FPI wants to see elimination of mandatory-source status coupled with provisions that would provide it new marketing opportunities that would maintain the program’s viability.

“It would just undermine the program,” said Ruth Bracken, assistant to FPI Chief Executive Officer Steve Schwalb. “When you have that many inmates in the system and that many inmates coming into the system, you can’t jeopardize a program that works by taking that harsh of a position.”

Hoekstra, however, suggests that FPI can make up for the work lost under the elimination of mandatory-source status by targeting business ventures that import products into the U.S. that are made overseas. His bill is competing against a similar measure sponsored by Rep. Frank Wolf of Virginia that would also eliminate FPI’s mandatory-source status, while allowing the agency to get into new businesses that would compete against the private sector.

FPI is open to working out the differences between the two bills and hopes to find a “happy middle ground” that can finally resolve the issue, Bracken said.

“We’re open to dialog about the possibilities,” she said.

FPI sold $546.3 million in goods in 2000, including $118.9 million in office furniture. Executives within the $13 billion office furniture industry complain that they should have had the opportunity to bid on that business, especially at a time when the industry is sluggish and companies have laid off workers and slowed production.

“We would love to have the opportunity to keep our people employed and be able to compete for this kind of work on quality, delivery and pricing,” said Don Heeringa, chairman of Trendway Corp., a Holland Township furniture firm with nearly $100 million in annual sales. “The way the federal law is right now, which we would like to see changed, we don’t have the ability to compete on any of those factors that we normally compete on.”

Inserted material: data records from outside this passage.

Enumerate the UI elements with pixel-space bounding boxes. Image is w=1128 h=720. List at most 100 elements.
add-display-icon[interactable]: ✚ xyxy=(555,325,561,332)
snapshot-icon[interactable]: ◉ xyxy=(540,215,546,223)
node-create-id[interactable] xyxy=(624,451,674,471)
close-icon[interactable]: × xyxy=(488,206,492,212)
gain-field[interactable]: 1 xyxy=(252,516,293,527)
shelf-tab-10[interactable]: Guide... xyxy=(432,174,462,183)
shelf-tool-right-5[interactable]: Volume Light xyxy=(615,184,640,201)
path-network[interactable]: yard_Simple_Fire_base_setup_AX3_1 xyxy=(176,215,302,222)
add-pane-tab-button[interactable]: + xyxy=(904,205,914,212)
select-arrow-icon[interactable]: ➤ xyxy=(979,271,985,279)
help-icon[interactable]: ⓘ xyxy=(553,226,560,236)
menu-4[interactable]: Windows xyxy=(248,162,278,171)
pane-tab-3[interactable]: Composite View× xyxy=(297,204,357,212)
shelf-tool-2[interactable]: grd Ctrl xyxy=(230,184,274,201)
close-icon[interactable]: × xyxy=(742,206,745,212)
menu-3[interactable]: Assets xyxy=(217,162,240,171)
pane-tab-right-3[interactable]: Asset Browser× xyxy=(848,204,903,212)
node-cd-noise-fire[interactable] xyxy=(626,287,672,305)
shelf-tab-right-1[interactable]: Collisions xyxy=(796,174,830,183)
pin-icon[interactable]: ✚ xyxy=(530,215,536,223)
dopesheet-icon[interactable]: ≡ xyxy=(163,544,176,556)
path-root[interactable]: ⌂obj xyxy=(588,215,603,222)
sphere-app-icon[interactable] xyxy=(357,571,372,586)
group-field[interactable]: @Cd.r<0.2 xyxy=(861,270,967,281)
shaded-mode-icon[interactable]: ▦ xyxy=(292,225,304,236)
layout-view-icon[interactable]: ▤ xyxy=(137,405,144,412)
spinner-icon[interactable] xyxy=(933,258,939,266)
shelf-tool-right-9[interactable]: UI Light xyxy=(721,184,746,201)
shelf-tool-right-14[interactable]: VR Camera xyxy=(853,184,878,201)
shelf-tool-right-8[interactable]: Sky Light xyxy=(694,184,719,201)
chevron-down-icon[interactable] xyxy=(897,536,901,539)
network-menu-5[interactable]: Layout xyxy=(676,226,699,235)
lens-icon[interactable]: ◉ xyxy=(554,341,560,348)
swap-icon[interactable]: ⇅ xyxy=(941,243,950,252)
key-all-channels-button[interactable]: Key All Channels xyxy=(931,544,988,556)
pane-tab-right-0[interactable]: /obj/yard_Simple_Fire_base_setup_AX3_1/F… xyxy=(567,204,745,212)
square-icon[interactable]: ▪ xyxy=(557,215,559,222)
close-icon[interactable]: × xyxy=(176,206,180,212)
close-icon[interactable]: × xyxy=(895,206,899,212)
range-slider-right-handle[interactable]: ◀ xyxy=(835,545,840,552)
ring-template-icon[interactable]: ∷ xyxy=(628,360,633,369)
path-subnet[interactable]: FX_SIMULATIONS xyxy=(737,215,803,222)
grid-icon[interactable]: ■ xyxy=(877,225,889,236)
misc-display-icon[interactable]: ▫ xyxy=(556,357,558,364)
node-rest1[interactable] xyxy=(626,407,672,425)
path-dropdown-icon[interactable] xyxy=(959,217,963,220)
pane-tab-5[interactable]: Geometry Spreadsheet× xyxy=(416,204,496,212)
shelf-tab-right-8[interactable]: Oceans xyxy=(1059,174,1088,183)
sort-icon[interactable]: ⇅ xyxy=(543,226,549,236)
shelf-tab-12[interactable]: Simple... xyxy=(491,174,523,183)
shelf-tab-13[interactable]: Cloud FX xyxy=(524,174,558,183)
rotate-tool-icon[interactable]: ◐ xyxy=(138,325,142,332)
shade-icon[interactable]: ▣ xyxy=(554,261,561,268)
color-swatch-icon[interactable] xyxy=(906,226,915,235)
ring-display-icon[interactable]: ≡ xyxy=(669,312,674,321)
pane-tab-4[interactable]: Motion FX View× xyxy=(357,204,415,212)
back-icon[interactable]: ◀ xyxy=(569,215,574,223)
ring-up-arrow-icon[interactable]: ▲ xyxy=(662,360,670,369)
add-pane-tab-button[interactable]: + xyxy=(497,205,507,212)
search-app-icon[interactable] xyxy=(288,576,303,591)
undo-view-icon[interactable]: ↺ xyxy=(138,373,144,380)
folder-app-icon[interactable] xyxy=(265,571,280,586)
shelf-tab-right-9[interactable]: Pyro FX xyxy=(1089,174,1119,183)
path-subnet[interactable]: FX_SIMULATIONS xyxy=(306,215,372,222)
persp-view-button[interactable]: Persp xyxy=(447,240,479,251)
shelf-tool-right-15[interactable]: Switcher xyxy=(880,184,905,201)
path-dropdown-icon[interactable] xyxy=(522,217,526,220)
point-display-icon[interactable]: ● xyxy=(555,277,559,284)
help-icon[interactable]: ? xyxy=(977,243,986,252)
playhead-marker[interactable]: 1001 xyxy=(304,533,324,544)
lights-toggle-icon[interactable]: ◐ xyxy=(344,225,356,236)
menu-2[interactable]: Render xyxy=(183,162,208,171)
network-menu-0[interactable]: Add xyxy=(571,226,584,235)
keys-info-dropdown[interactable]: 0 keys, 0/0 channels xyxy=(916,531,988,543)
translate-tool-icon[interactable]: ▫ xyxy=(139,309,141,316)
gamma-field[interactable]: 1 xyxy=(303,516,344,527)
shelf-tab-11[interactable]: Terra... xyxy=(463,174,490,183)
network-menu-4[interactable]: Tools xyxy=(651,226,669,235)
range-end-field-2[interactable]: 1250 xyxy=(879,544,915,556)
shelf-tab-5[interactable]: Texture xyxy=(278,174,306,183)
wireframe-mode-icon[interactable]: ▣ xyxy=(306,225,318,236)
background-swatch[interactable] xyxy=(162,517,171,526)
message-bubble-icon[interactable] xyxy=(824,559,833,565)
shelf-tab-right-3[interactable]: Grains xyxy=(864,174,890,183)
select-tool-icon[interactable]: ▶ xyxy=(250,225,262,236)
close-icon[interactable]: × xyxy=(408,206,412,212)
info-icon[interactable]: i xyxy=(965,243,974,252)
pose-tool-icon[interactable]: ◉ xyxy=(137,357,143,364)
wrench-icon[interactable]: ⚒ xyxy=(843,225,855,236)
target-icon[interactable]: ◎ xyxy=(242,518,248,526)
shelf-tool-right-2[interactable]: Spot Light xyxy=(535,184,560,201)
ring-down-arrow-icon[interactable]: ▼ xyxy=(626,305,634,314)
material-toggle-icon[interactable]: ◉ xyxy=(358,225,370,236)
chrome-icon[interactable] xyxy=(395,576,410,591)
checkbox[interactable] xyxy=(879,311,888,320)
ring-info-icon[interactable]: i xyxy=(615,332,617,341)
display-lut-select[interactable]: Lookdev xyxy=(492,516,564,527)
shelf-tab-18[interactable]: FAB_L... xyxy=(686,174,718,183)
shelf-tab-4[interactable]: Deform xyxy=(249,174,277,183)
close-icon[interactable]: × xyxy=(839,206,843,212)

Bracken dismissed the notion that FPI has anything to do with job cuts in the industry. The broader issue comes down to more than how much furniture FPI sells each year, she said.

A recent 16-year study showed that inmates working in FPI are 24 percent less likely to return to prison after their release.

“It’s not just about business and the impact on business. It’s a very complex public-policy issue of how we feel about crime and what we do and how we handle those confined in our system,” Bracken said. “There’s got to be some perspective on the market impact and the tradeoff of societal benefits and having inmates work.”